Given this finding, as well as data in our platform to back up non-standard ports on other ICS protocols, we implement standard port +/- scanning for all ICS protocols. We then analyzed how our protocol coverage changes for these ICS protocols over time, and found an increase in a number of protocols, namely WDBRPC (~1.8x), DIGI (~2.8x), FINS (~1.9x). We also find more moderate increases in BACNET, S7, IEC60870_05_104, OPC_UA, DNP3, ATG.
This is a huge increase, and very exciting for us! In this process, we also examined what were the top three ports for each protocol. Naturally, we would expect that the three largest ports would be the standard port +/- 1 for each ICS protocol, especially given this new change to our scanning methodology. However, that wasn’t always the case. Stay tuned for next week, where we’ll discuss more about how we launched two additional measurements, and dived even deeper into the world of ICS coverage.
Appendix of ICS descriptions:
- ATG (Automated Tank Gauge) is used to monitor and track levels of tank contents (often fuel) over time.
- BACnet is primarily used for building automation and control, such as HVAC, lighting, and building access controls.
- CIMON PLC facilitates communications for the CIMON programmable logic controller.
- C-more serves the C-more HMI, which allows operators to monitor and interact with industrial control systems.
- CODESYS is hardware-independent automation software used to program and debug PLCs.
- DIGI is used to discover networked devices, often in industrial settings.

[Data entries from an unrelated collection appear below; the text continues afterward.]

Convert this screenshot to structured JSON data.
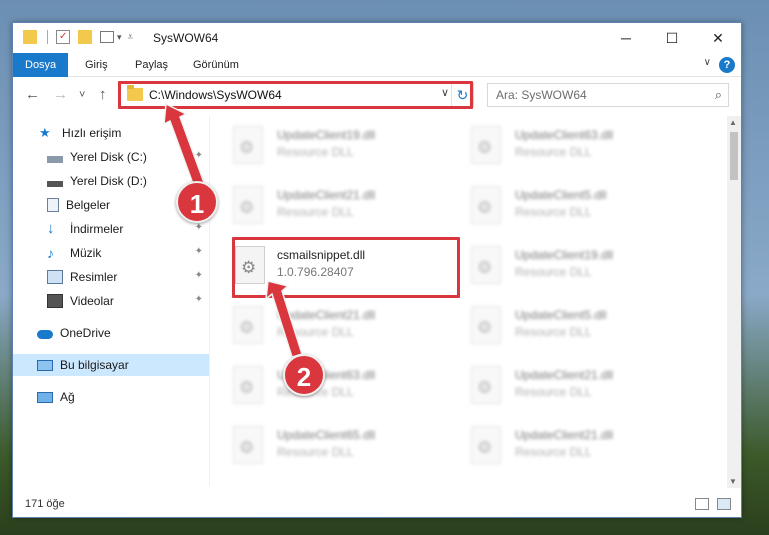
{
  "window": {
    "title": "SysWOW64",
    "minimize_glyph": "─",
    "maximize_glyph": "☐",
    "close_glyph": "✕"
  },
  "ribbon": {
    "tabs": [
      "Dosya",
      "Giriş",
      "Paylaş",
      "Görünüm"
    ],
    "active_tab": "Dosya",
    "help_glyph": "?",
    "expand_glyph": "∨"
  },
  "nav": {
    "back_glyph": "←",
    "forward_glyph": "→",
    "recent_glyph": "˅",
    "up_glyph": "↑",
    "address": "C:\\Windows\\SysWOW64",
    "dropdown_glyph": "∨",
    "refresh_glyph": "↻",
    "search_placeholder": "Ara: SysWOW64",
    "search_glyph": "⌕"
  },
  "sidebar": {
    "quick_access": "Hızlı erişim",
    "items": [
      {
        "label": "Yerel Disk (C:)",
        "icon": "drive-icon",
        "pinned": true
      },
      {
        "label": "Yerel Disk (D:)",
        "icon": "drive-icon",
        "pinned": true
      },
      {
        "label": "Belgeler",
        "icon": "documents-icon",
        "pinned": true
      },
      {
        "label": "İndirmeler",
        "icon": "downloads-icon",
        "pinned": true
      },
      {
        "label": "Müzik",
        "icon": "music-icon",
        "pinned": true
      },
      {
        "label": "Resimler",
        "icon": "pictures-icon",
        "pinned": true
      },
      {
        "label": "Videolar",
        "icon": "videos-icon",
        "pinned": true
      }
    ],
    "onedrive": "OneDrive",
    "this_pc": "Bu bilgisayar",
    "network": "Ağ",
    "pin_glyph": "✦"
  },
  "files": {
    "left_column": [
      {
        "name": "UpdateClient19.dll",
        "desc": "Resource DLL"
      },
      {
        "name": "UpdateClient21.dll",
        "desc": "Resource DLL"
      },
      {
        "name": "csmailsnippet.dll",
        "desc": "1.0.796.28407"
      },
      {
        "name": "UpdateClient21.dll",
        "desc": "Resource DLL"
      },
      {
        "name": "UpdateClient63.dll",
        "desc": "Resource DLL"
      },
      {
        "name": "UpdateClient65.dll",
        "desc": "Resource DLL"
      }
    ],
    "right_column": [
      {
        "name": "UpdateClient63.dll",
        "desc": "Resource DLL"
      },
      {
        "name": "UpdateClient5.dll",
        "desc": "Resource DLL"
      },
      {
        "name": "UpdateClient19.dll",
        "desc": "Resource DLL"
      },
      {
        "name": "UpdateClient5.dll",
        "desc": "Resource DLL"
      },
      {
        "name": "UpdateClient21.dll",
        "desc": "Resource DLL"
      },
      {
        "name": "UpdateClient21.dll",
        "desc": "Resource DLL"
      }
    ]
  },
  "status": {
    "item_count": "171 öğe"
  },
  "annotations": {
    "step1": "1",
    "step2": "2",
    "color": "#d9363e"
  },
  "colors": {
    "accent": "#1979ca",
    "selection": "#cce8ff"
  }
}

- DNP3 (Distributed Network Protocol 3) is a communications protocol widely used in electric utility systems in North America.
- E/IP (Ethernet Industrial Protocol), was designed for use in various automation systems. Encapsulated inside CIP (Common Industrial Protocol), this protocol exchanges data between various device types, such as PLCs, HMIs, and controllers.
- FINS (Factory Interface Network Service) is a proprietary protocol for Omron industrial automation devices, particularly Omron-manufactured PLCs and HMIs.
- FOX is used for building automation and control, such as HVAC and other facilities management processes.
- GE SRTP (General Electric Service Request Transfer Protocol) facilitates communications between GE PLCs and other devices.
- HART (Highway Addressable Remote Transducer) is an open source protocol that combines analog and digital communication for industrial systems.
- IEC 60870-5-104 is part of the IEC 60870 series of standards designed for applications in electrical engineering.
- MMS (Manufacturing Message Specification) transfers process information among networked devices in industrial settings.
- Modbus enables communications between PLCs, sensors, and other devices in industrial environments.
- OPC UA (Open Platform Communications Unified Architecture) is a communications protocol that emphasizes interoperability among devices from different manufacturers
- PCOM is a proprietary communications protocol used by Unitronics PLCs.
- PCWORX is a proprietary protocol for communicating with Phoenix Contact PLCs.
- ProConOS is a proprietary communications protocol used by systems running the ProCon operating system.
- Red Lion Crimson is a software and communications protocol used for Red Lion HMI configuration.
- S7 is a proprietary Siemens protocol used in communications between HMIs and PLCs in an automated or industrial environment.
- WDBRPC (Wind River Debug) is a protocol for Wind River’s VxWorks real-time operating system (RTOS).